Others may get this same release through a cherished hobby. Gardening is my husband's choice. Before anyone says, "I can't do that anymore," let me hasten to assure you we all lose bits and pieces of ourselves along the way from youth to age.

Making a hoop shot, dancing 'til dawn, or climbing a mountain may beyond your scope today, but so many other things are not.

I call them my "free fixes."

We can find magic in cobwebs, intricate weavings, more delicate than handmade lace. Hidden in the beauty of growing things – an Amaryllis started from a bulb in winter keeps our spirits up as we watch it push up through the soil day by day. The silly song of a grandchild can sound more lovely than an aria by a world famous tenor. A dandelion can mean more than a dozen hothouse roses when delivered by a loving child. Music really does have the power to charm and soothe. Petting the cat, grooming the dog, feeding the fish ... choose your pleasure. Admire the wrinkles in someone's face, spouse, stranger or yourself.

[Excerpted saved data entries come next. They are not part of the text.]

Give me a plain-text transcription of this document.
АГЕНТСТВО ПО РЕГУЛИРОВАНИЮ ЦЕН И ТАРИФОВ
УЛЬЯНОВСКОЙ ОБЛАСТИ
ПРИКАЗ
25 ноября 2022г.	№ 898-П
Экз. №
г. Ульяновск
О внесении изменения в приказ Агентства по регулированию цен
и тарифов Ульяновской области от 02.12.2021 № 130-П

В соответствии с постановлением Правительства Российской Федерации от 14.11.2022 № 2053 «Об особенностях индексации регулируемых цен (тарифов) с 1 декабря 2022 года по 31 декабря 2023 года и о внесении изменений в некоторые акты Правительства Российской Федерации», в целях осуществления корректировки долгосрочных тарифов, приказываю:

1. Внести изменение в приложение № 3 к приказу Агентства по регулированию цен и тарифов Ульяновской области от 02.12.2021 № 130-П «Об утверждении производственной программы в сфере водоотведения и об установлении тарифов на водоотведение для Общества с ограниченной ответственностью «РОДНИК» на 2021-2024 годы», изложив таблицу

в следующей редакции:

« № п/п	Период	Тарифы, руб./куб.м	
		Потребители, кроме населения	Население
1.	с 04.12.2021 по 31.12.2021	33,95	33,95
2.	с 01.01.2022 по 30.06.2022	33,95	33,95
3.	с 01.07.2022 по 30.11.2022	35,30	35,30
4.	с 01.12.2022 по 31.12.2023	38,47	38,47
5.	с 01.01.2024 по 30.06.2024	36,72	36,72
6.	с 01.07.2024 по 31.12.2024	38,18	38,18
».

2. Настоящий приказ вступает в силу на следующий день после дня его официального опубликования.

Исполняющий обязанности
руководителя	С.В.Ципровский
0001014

Look deep into the eyes of your family members or friends as you converse. DO take time daily to really converse. If you live alone, you can still get that connection through telephone or e-mail. The post-polio support group I check in with on the World Wide Web offers a caring group of people with like problems and readily shared solutions twenty-four hours a day.

Concentrating one's flagging energy on uplifting things is so beneficial. In this season of political hammering we need to limit the amount of time we allow such assaults. When you find yourself reading a story or watching a movie that makes your stomach churn or gives you the feeling you need to wash your mind out with Grandma's lye soap and hot water, S-T-O-P! Give yourself permission to do something else – something aesthetically pleasing (uplifting, fun, silly). Read the comics, watch a happy video, appreciate the rain or snow or sunshine ... listen to the wind blow.

A positive attitude is all it takes – and that costs nothing.

Haiku

Carol Purington, Woodslawn Farm, Massachusetts

Carol writes poetry from her farm where she has slept in an iron lung for the last 41 years. She switched to the smaller Porta-Lung four years ago. Carol has published four books of her poetry.

A stone for birth a stone for death
We hand them to the Maidens –
we,
the women of the People,
who know the weight of birth of death
The Trees Bleed Sweetnes
s
©1997 Carol Purington

Ramp Safety

Nancy A. Heiskell, Indianapolis, Indiana

I recently bought a lowered floor conversion van. Because the ramp is just a little wider than my chair, it is difficult to judge exactly where I am, causing me to worry about driving over the side of the ramp.

After a couple of days of precariously going in and out of the van, I asked my husband to apply a 1/2" wide strip of red reflective tape in the "center of the traveling path" of the ramp from one end to the other. Next, I had him apply a short piece of tape in the center of my chair's footrest.

Here is how I use it: I visually line up the tape on the footrest with the tape on the ramp and I keep the two aligned as I travel up or down the ramp. I feel it is better and safer than trying to judge where I am on the ramp. We then applied the tape in the center of my portable ramp. Maybe the van conversion companies and ramp manufacturers will incorporate a ramp guideline feature in their future products.